A fine mist of rain falls on the world’s oldest desert, the first rain in 24 months. In a valley apparently devoid of life, the local nomadic Himba women, with babies strapped to their backs, bend over spider-like plants and harvest golden beads of precious resin. This is the Myrrh of the Bible. Excreted from the bark of the Commiphora species, gathered and traded since ancient times for its deep notes of leather and denim.
An NRI project for the US Millennium Challenge Account Namibia is working with local harvesting groups and NGOs such as Integrated Rural Development and Nature Conservation (IRDNC). Ben Bennett, Head of NRI’s Food and Market Department, has recently returned from a field visit to North Western Namibia where he met the team behind this exciting new rural enterprise.
The project, which began in 2010, works with communities to promote sustainable wild harvesting of plant products. These products are then linked to high value local and international markets. The income generated encourages communities to manage the exploitation of their open access resources to ensure future income.
The work is clustered around groups of marketable natural products in areas like cosmetic oils, food oils and herbal remedies. One cluster consists of plants that have been traditionally valued for their fragrant properties.
A small essential oil extraction factory has been opened in Opuwo, the regional capital of Kunene. Here test production is underway of what is hoped will become a new source of Myrrh oil for the world’s fragrance industry. The project has been monitoring the levels of wild harvesting to ensure that optimum sustainable yields are achieved without damaging the resource.
In Opuwo, a visitor’s centre is under construction, which will become an “event” for the high-end tourist who can afford to come to this isolated part of the world.
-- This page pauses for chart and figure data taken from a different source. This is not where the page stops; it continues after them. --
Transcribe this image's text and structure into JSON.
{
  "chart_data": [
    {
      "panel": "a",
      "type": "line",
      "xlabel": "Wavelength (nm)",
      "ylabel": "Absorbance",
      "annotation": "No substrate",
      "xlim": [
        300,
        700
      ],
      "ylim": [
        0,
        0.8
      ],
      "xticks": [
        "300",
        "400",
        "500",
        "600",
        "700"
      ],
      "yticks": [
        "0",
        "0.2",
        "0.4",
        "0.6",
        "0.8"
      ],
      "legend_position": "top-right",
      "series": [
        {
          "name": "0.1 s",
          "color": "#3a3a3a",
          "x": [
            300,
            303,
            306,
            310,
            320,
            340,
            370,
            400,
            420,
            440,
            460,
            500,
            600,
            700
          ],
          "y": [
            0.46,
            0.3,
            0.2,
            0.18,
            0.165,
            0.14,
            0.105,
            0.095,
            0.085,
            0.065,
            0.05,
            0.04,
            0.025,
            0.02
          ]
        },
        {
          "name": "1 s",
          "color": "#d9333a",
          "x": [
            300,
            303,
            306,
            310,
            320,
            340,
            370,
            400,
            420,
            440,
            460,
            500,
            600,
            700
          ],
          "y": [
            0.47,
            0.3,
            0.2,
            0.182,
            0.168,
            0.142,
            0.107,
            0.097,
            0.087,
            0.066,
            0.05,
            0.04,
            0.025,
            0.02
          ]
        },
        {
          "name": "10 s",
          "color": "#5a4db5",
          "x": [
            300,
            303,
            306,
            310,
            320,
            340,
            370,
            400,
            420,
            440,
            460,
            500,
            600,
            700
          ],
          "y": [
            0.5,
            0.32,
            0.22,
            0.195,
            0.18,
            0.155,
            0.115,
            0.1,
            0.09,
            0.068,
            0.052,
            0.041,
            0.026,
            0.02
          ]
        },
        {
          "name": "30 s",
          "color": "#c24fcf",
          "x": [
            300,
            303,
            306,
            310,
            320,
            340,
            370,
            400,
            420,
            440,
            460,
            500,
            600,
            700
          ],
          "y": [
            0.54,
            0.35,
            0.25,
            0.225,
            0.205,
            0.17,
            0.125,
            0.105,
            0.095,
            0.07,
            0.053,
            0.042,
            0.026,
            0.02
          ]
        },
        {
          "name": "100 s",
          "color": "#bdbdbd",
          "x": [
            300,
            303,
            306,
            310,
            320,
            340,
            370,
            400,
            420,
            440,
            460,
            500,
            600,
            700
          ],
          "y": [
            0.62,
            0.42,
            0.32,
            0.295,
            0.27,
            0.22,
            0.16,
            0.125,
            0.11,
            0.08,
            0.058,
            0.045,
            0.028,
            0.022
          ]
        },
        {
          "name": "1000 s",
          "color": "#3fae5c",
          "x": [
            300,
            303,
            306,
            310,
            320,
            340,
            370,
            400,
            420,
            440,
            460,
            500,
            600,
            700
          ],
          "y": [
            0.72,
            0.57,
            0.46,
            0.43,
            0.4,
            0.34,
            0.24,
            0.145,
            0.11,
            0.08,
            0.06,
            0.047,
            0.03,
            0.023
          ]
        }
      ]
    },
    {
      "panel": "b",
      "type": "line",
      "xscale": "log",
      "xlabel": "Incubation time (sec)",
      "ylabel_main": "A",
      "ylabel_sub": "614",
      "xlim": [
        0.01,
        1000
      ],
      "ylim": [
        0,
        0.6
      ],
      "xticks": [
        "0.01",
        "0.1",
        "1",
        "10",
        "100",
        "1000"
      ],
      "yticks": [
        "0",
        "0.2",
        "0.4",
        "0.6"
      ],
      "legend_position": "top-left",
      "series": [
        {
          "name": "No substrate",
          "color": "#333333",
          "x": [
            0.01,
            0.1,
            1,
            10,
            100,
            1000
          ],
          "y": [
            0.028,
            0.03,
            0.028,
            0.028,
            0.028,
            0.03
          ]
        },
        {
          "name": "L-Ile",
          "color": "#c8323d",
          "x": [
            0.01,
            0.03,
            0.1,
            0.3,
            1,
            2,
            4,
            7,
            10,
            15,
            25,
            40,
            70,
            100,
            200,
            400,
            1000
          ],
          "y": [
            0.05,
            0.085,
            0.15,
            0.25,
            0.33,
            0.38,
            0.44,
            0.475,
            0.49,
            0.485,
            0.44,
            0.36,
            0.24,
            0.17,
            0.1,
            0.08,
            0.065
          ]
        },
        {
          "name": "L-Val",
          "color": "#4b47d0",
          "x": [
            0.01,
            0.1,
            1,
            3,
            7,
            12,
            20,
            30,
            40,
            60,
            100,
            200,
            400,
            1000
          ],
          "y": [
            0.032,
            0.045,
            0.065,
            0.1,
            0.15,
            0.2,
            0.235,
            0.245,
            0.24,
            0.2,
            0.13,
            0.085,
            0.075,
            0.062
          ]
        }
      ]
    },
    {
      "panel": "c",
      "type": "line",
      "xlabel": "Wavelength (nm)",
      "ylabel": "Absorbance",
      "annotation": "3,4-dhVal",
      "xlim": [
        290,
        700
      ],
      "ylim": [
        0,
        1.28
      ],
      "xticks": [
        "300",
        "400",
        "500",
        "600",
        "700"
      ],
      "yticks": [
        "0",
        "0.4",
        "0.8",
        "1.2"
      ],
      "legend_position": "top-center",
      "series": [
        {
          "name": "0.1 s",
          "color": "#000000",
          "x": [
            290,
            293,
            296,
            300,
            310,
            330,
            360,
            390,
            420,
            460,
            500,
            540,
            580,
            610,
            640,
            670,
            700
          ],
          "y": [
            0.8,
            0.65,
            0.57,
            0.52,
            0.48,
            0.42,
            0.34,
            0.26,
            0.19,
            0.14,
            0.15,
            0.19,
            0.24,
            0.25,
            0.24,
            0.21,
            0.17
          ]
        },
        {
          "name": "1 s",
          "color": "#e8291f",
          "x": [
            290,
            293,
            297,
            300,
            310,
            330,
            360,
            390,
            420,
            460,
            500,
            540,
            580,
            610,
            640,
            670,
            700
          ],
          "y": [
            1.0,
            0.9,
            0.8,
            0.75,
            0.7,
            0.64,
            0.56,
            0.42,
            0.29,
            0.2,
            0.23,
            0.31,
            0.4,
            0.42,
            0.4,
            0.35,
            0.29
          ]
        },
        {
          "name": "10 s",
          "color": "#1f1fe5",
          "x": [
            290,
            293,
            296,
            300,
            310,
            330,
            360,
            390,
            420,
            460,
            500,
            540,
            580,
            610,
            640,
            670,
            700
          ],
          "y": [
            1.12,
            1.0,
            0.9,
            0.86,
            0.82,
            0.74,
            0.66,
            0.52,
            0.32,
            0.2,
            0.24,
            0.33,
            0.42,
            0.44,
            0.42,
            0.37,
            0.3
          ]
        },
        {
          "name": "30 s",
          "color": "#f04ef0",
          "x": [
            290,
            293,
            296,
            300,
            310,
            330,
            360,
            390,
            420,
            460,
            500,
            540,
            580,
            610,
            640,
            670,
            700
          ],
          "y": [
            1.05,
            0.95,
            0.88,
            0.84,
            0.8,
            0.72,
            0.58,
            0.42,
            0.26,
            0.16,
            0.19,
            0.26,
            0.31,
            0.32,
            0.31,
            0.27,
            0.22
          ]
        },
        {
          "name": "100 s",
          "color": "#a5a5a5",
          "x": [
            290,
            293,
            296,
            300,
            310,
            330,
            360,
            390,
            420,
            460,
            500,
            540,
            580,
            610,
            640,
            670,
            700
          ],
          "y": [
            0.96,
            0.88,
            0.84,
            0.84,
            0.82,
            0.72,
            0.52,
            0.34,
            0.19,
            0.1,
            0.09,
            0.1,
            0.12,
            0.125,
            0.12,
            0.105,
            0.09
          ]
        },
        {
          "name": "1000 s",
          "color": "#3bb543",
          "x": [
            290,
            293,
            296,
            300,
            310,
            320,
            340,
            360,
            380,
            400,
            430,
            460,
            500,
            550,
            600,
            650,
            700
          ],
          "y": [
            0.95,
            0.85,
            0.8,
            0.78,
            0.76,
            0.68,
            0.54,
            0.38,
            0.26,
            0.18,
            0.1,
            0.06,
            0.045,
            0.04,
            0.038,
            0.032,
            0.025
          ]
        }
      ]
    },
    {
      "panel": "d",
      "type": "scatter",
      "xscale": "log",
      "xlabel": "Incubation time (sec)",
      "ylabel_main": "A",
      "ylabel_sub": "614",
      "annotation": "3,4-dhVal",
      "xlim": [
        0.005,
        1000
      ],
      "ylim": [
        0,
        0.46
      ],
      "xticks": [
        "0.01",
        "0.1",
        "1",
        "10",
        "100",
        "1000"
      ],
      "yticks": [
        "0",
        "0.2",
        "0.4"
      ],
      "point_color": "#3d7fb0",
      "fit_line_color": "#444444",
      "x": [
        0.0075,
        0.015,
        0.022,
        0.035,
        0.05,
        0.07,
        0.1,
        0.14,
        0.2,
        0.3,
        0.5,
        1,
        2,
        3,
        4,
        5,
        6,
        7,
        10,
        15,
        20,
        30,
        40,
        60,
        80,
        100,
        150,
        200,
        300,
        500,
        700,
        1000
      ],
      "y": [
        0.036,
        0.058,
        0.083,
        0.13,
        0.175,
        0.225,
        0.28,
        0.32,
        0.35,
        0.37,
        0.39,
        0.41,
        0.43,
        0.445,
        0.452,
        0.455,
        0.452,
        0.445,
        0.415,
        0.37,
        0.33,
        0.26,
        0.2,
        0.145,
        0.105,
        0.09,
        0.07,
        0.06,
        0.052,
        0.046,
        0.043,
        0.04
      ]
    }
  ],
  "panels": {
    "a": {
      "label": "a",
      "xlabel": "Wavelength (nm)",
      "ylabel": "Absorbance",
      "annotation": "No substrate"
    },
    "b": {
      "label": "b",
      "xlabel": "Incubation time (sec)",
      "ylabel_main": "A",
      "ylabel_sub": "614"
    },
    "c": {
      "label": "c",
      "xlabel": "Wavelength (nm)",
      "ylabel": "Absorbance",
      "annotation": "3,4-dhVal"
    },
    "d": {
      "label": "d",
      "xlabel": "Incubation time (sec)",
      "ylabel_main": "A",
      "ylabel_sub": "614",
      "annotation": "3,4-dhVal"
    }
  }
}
This will include a short video presentation of the harvesting process, a tour of the factory and a chance to buy incense, oils, soaps and cosmetics directly from the producers. This format was borrowed from the very successful Argan Oil visitor centres in Morocco.
The plan is to have a range of oils made from gums, resins and plant extracts, starting with Myrrh from Commiphora wildii, but also including Commiphora angolensis, Sarcocaulon (sometimes referred to as ‘Bushman’s Candle’) and mopane seed extract. The project has negotiated a product development agreement with a major international fragrance house who is working hard to finish the regulatory and safety requirements for major fragrance users in Europe, the USA and Japan.
In early November, the factory was visited by a representative from Shannon Hess, the Sustainability Manager of Burt’s Bees a well known international cosmetics company (global.burtsbees.com) who said her visit was “the best working day of my life in the industry”! You may find products from this project in your local pharmacy quite soon.
So, the next time you tell your children the Christmas story, when you get to the part about gold, frankincense and myrrh, think about how this wild-harvested resin is benefiting the Himba women. The Himba women are improving their livelihoods by selling their traditional perfumes to their community-owned fragrant oil factory, to adorn beautiful people throughout the world.